The Minneapolis City Council voted 8-5 Friday to overhaul a citizen agency that reviews cases of police misconduct.
The Civilian Review Authority, previously a civilian-run investigative panel, will now be comprised of two civilians and at least seven police investigators.
The council debated for more than an hour. Critics said the change “gives up” on the civilian voice while supporters said it would put Minneapolis at the “cutting-edge” of police oversight.
Conversations between civilians and police officers over cases of misconduct would happen for the first time, said Ward 5 Councilman Don Samuels, author and leader of the “revolutionary” police-civilian plan.
“Police officers and civilians are going to sit across the table and debate a difficult scenario and come to a conclusion,” Samuels said Friday.
Ward 3 Councilman Cam Gordon, who represents the University of Minnesota area, was the most outspoken critic, urging members to reject the motion.
“I think if this passes we are pretty much sending the message that we’ve given up on civilian oversight of the police,” Gordon said.
A panel of two civilians and two police officers will make recommendations based on evidence of the cases of officer misconduct. Whether officers are disciplined, however, remains up to the police chief.
The current system has an 11-member board of civilians.
Opponents of the change agreed the current CRA panel needed to be changed.
Members said under the current system, the panel gets overwhelmed with cases, with an average of 100 each year, said City Council President Barbara Johnson.
“The CRA in its current state is no longer working,” said Ward 13 Councilwoman Betsy Hodges, a critic of the new plan.

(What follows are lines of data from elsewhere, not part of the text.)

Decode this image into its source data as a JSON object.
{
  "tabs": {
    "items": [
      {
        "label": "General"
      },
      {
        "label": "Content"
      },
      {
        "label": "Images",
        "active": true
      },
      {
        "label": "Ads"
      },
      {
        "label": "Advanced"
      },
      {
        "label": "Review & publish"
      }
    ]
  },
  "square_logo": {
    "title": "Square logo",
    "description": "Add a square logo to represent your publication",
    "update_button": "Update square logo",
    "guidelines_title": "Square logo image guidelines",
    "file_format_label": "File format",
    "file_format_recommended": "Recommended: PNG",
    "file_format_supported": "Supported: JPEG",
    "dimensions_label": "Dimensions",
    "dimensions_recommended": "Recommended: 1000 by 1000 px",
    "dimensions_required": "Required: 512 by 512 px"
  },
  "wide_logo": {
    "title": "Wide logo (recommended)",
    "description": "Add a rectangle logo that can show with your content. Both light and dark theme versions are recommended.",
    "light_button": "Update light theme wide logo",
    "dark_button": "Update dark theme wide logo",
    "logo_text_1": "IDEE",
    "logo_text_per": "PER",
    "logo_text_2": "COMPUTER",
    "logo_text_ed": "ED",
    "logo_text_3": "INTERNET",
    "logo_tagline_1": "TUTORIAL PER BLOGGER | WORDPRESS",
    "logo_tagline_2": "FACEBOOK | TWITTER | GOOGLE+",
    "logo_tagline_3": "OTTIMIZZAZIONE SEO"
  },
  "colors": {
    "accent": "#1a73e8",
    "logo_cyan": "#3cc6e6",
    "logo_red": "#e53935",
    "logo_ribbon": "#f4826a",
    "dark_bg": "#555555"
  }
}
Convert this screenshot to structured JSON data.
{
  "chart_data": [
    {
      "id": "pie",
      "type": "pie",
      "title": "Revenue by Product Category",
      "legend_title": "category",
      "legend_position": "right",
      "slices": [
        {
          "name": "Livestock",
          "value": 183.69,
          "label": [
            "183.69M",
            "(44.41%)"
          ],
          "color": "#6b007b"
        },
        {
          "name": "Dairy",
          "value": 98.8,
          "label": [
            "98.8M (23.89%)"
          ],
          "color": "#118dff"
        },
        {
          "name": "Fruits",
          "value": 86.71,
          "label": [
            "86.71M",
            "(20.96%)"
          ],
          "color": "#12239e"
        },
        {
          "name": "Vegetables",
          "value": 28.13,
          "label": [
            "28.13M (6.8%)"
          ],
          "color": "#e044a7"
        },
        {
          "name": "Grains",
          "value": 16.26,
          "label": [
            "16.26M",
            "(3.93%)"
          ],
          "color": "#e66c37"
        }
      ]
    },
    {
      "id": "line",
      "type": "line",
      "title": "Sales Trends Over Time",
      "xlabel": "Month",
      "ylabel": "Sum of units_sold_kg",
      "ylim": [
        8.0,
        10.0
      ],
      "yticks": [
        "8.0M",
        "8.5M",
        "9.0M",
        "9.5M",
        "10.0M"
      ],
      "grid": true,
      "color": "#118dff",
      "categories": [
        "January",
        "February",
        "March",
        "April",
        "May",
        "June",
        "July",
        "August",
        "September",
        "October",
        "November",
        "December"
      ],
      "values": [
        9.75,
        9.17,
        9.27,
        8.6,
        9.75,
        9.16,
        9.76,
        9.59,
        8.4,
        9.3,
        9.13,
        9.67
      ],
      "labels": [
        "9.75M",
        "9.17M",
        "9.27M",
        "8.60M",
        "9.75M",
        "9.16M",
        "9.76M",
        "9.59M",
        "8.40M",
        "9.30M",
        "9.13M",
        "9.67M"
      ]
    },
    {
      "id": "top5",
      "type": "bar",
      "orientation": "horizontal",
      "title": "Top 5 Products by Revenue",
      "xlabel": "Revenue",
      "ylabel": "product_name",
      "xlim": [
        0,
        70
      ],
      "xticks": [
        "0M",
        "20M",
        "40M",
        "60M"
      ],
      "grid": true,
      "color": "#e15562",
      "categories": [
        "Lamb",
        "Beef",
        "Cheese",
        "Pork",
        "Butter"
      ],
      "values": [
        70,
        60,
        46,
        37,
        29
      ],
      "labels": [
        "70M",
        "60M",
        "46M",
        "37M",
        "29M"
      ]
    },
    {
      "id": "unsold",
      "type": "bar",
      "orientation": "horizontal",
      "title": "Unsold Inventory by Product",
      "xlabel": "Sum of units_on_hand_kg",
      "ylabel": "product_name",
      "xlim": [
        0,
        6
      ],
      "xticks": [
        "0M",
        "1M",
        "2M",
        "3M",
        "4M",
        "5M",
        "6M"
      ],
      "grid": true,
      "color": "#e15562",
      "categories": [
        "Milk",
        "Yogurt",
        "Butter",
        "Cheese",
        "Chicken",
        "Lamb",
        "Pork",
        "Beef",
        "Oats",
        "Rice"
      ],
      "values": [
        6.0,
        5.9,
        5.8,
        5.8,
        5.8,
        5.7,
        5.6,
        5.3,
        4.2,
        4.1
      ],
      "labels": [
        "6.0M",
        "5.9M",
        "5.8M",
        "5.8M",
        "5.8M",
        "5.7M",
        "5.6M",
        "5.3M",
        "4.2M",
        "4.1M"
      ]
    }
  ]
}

By working with the police department, proponents said the new system, “the Office of Police Conduct Review,” would handle complaints more efficiently.
Opponents said the new plan drastically changed the civilian aspect of the board.
Gordon introduced three amendments to modify the proposal.
One amendment, which failed 7-6, would have changed the ratio of the review panel to three civilians and two officers.
Gordon said the amendment would have given “more civilian voice to the hearing panels.”
“I think it ties back to the core principle of civilian review that our constituents want to see established in the city of Minneapolis,” said Ward 9 Councilman Gary Schiff, who supported Gordon’s amendment.
Samuels said the amendment was not progressive because it would be heading back in the old direction of overtaxing the system and digging deeper into personal resources.
A second amendment, altered by Schiff, lets complainants make a request for either a civilian or police investigator but gives the office the authority to decide which. It was passed 9-4, yet fueled the most debate.
Having enough civilians and enough civil rights staff for every single case is ideal, Samuels said. If more resources become available, then he said he and the council can “go back to the drawing board,” and the plan can be redesigned.
“The very reason we are making this change is because we do not have the resources to staff,” Samuels said to the council. “Unless Councilmember Gordon can come up with the dollars here or a budget suggestion, this will be an exercise in frustration.”
Gordon said it’s too early to close any doors addressing the department’s lack of affordability.
“If it’s going to take more money so [the Department of Civil Rights can] keep up, we’re prepared to come back and figure out how to do that,” Gordon said. “I’m prepared to do that, but it takes more than just one council member to make that kind of budget change.”
Gordon’s third amendment, which passed unanimously, prohibits police involved in an investigation from sharing information with others in the police department.
Samuels said the adoption of the amendment was “nothing lost nor gained” but was redundant because the police department already operates under those standards.
Johnson, who voted for the proposal, said the new system would likely be implemented in a year.
“We’ll see how this works,” she said. “I’m sure that whatever process we choose won’t make everyone happy. We will have critics in this process always.”